IN WHAT SITUATIONS AT HOME OR WORK DO I NOT TRUST MYSELF? WHEN HAVE I ACTED IN A WAY THAT’S NOT TRUE TO MYSELF? DO I BELIEVE MORE IN OUTER OR INNER SECURITY? HAVE I PAID MORE ATTENTION TO THE CARE OF APPEARANCES OR MY DEEPEST INSTINCTS?

  1. CAN I LOOK MY FEAR IN THE EYE? HOW ABOUT MY POWER?

If my anxiety were visible, what would it look like? When does fear take hold of me? In what circumstance do I hand my power over? Does lack of self-trust allow fear to control me? If I could look my own power in the eye, what would I see?

  1. WHICH NETWORKS IN MY LIFE ARE SUPPORTING ME? OR DRAINING ME?

What alliances am I part of at home, at work and socially?
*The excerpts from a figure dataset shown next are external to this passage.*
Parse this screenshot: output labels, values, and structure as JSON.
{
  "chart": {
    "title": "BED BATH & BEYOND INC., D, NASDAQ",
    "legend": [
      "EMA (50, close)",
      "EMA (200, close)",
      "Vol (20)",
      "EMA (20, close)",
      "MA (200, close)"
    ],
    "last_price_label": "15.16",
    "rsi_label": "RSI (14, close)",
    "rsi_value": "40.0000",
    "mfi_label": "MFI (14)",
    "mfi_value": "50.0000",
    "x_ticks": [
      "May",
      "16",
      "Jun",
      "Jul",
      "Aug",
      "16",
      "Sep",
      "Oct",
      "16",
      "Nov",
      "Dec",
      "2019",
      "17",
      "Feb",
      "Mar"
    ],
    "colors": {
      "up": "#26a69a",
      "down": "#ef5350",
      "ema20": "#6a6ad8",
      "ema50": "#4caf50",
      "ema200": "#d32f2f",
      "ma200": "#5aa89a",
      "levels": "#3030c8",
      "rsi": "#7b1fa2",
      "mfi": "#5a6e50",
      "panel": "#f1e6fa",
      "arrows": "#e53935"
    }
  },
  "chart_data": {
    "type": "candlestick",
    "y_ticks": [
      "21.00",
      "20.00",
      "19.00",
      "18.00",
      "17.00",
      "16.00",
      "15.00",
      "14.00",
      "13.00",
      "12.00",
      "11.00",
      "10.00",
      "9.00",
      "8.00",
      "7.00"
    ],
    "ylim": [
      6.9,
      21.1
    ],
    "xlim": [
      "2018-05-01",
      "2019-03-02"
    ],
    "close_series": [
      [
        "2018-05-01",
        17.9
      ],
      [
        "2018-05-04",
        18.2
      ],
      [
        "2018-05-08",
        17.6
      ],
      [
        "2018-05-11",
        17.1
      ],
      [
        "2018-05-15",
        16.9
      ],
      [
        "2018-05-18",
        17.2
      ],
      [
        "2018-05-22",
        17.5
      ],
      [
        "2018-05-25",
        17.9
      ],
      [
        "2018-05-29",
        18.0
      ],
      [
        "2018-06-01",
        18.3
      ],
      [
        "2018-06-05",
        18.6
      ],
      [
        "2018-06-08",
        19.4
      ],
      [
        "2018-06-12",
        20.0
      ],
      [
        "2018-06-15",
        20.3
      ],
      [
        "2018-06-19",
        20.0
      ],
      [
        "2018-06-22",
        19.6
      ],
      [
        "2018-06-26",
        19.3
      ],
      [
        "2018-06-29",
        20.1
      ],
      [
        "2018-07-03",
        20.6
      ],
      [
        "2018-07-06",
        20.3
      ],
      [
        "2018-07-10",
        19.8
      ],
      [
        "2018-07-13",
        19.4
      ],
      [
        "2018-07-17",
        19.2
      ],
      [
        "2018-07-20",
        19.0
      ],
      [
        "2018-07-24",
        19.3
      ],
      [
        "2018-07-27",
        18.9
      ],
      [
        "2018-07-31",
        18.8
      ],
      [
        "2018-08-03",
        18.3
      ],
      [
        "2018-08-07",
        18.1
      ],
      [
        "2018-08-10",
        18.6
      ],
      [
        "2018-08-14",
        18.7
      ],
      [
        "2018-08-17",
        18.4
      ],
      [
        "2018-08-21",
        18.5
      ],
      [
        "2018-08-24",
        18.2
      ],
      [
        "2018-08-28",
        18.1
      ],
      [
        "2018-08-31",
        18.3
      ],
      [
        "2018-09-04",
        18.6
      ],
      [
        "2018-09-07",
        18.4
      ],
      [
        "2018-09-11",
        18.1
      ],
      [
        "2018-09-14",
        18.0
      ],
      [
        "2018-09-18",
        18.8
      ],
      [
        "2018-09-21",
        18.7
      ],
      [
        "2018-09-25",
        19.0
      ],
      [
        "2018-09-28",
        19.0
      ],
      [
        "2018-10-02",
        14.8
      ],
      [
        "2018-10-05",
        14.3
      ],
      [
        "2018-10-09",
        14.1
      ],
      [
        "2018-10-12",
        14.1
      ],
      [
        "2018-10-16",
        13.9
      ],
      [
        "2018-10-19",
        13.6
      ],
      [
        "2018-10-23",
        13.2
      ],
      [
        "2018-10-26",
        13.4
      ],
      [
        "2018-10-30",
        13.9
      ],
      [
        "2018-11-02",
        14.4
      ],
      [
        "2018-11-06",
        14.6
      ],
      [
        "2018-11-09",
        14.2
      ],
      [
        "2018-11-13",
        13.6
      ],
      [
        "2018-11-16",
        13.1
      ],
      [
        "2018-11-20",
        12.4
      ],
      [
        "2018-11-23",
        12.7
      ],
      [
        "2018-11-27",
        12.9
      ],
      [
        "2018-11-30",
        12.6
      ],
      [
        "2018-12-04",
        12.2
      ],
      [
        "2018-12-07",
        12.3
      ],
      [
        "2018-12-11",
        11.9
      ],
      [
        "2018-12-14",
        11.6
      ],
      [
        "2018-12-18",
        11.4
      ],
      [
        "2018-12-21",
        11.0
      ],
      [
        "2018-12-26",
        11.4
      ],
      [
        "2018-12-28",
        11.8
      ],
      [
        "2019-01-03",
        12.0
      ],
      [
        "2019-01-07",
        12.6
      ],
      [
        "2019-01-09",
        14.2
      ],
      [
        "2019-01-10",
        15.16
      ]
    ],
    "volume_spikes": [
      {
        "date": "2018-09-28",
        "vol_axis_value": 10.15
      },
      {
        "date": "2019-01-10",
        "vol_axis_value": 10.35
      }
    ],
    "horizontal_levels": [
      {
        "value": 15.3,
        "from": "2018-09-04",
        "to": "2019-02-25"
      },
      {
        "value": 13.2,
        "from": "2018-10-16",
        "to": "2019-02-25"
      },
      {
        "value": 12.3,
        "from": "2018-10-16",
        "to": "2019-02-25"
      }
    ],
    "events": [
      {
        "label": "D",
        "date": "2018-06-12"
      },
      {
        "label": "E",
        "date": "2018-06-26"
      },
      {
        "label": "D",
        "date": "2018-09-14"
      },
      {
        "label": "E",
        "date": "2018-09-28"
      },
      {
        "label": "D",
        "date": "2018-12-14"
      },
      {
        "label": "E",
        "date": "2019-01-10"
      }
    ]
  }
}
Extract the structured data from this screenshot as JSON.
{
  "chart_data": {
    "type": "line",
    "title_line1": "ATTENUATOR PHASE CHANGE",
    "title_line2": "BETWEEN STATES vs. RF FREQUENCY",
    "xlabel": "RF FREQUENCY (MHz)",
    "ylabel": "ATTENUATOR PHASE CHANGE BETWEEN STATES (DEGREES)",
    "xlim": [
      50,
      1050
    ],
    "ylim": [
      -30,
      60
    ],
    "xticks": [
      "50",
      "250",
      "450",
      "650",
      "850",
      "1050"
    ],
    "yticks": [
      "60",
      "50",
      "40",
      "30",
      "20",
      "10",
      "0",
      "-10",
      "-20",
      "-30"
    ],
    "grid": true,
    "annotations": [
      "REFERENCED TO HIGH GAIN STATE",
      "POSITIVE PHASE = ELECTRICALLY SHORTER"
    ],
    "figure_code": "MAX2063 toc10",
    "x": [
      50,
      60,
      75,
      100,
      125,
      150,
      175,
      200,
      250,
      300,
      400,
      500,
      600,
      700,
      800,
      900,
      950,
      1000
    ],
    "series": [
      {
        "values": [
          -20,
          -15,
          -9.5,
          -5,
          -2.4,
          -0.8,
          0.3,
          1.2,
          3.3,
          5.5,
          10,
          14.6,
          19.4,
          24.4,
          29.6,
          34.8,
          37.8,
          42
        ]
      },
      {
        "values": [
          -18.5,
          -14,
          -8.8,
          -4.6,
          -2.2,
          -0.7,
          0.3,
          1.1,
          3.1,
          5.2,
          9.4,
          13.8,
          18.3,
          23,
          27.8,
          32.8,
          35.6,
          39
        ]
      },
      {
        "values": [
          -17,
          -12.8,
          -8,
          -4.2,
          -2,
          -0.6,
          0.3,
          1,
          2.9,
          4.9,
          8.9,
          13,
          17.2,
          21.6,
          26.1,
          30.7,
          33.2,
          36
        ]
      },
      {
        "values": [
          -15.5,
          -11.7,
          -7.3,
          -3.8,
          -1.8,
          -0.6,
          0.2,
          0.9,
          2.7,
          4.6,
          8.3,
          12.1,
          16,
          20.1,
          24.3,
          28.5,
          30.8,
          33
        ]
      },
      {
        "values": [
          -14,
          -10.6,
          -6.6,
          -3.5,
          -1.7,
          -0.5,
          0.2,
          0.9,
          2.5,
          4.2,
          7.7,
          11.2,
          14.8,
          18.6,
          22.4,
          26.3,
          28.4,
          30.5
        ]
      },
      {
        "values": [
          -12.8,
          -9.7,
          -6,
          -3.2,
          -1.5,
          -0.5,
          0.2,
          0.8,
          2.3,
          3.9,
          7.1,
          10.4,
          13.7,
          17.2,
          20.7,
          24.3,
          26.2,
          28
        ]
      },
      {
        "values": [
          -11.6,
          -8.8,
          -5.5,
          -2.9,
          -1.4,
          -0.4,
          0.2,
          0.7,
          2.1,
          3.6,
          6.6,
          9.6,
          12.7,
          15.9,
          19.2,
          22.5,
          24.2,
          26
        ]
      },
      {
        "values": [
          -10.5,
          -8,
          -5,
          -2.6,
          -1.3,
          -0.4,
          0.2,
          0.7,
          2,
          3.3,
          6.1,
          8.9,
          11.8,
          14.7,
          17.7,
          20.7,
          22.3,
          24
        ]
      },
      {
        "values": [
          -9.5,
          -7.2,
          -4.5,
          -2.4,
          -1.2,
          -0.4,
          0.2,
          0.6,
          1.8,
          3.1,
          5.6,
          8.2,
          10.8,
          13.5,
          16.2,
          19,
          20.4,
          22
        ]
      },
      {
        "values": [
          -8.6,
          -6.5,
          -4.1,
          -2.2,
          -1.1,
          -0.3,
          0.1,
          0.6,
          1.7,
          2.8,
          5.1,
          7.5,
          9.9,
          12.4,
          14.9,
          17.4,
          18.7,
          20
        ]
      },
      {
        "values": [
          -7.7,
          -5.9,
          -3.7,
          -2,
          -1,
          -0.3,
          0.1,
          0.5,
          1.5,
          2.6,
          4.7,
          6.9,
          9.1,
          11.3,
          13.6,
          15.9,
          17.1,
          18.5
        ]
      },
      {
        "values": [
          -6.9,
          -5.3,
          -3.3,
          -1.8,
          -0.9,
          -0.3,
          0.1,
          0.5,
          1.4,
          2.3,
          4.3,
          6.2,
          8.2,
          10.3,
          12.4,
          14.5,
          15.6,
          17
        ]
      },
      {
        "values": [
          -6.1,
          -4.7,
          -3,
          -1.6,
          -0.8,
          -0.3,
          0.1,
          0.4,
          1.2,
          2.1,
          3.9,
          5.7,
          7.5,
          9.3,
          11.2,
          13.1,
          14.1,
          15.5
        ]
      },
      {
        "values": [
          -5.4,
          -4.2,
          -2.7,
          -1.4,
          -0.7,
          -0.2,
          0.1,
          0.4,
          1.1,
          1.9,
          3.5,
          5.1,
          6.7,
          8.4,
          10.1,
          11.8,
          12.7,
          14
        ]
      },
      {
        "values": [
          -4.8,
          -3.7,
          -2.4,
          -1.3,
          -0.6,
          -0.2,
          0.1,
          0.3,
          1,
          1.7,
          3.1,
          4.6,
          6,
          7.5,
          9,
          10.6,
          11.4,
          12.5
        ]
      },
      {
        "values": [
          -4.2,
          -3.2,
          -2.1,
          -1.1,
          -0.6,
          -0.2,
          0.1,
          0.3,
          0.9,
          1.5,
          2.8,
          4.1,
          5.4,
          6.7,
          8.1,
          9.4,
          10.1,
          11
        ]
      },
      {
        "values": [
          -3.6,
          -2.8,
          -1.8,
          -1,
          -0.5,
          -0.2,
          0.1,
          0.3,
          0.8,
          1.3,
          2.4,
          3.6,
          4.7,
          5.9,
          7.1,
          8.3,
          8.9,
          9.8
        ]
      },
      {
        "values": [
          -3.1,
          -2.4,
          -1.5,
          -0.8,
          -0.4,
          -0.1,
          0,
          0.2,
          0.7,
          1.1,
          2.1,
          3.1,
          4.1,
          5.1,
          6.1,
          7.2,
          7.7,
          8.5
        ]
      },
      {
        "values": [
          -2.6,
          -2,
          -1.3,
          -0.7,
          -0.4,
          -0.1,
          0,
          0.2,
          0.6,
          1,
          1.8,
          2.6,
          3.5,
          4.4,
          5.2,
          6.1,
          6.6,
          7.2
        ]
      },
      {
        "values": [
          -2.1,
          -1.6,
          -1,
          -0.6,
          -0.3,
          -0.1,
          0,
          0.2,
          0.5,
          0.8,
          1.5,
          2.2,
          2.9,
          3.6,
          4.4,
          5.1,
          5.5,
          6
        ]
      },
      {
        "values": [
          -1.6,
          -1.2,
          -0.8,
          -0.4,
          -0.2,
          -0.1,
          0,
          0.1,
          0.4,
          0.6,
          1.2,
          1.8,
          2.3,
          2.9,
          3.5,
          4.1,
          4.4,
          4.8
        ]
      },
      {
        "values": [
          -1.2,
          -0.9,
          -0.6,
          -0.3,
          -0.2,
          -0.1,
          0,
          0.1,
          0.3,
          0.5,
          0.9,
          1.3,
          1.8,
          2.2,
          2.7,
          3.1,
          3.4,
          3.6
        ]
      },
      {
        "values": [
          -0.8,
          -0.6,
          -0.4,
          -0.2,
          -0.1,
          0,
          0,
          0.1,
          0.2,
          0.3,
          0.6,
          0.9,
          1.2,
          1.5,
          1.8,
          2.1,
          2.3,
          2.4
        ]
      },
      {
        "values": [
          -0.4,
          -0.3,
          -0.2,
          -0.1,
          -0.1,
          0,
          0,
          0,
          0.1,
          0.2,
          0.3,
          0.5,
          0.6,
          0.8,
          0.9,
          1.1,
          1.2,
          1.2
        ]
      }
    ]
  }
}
Which groups strengthen me? Which are draining? How can I fortify my healthy networks and disentangle from the others?

  1. WHAT EXPERIENCES AM I SEEKING?

If I’ve deliberately chosen to be in my current life circumstances, in this space and time, in my current relationships, job and society, what am I here to experience? How can this changing time enable me to become my truest self?

  1. WHAT GIFTS DO I BRING?

What is my highest inner priority, my driving force? How can I strengthen it? What gifts, talents and tools can I offer to changing situations in my job, relationships or society? How can my contribution make me more myself?

After exploring these ideas alone or with friends, the storms on the surface of your life may still rage, but your inner weather may be calmer, clearer, and renewed with self-trust.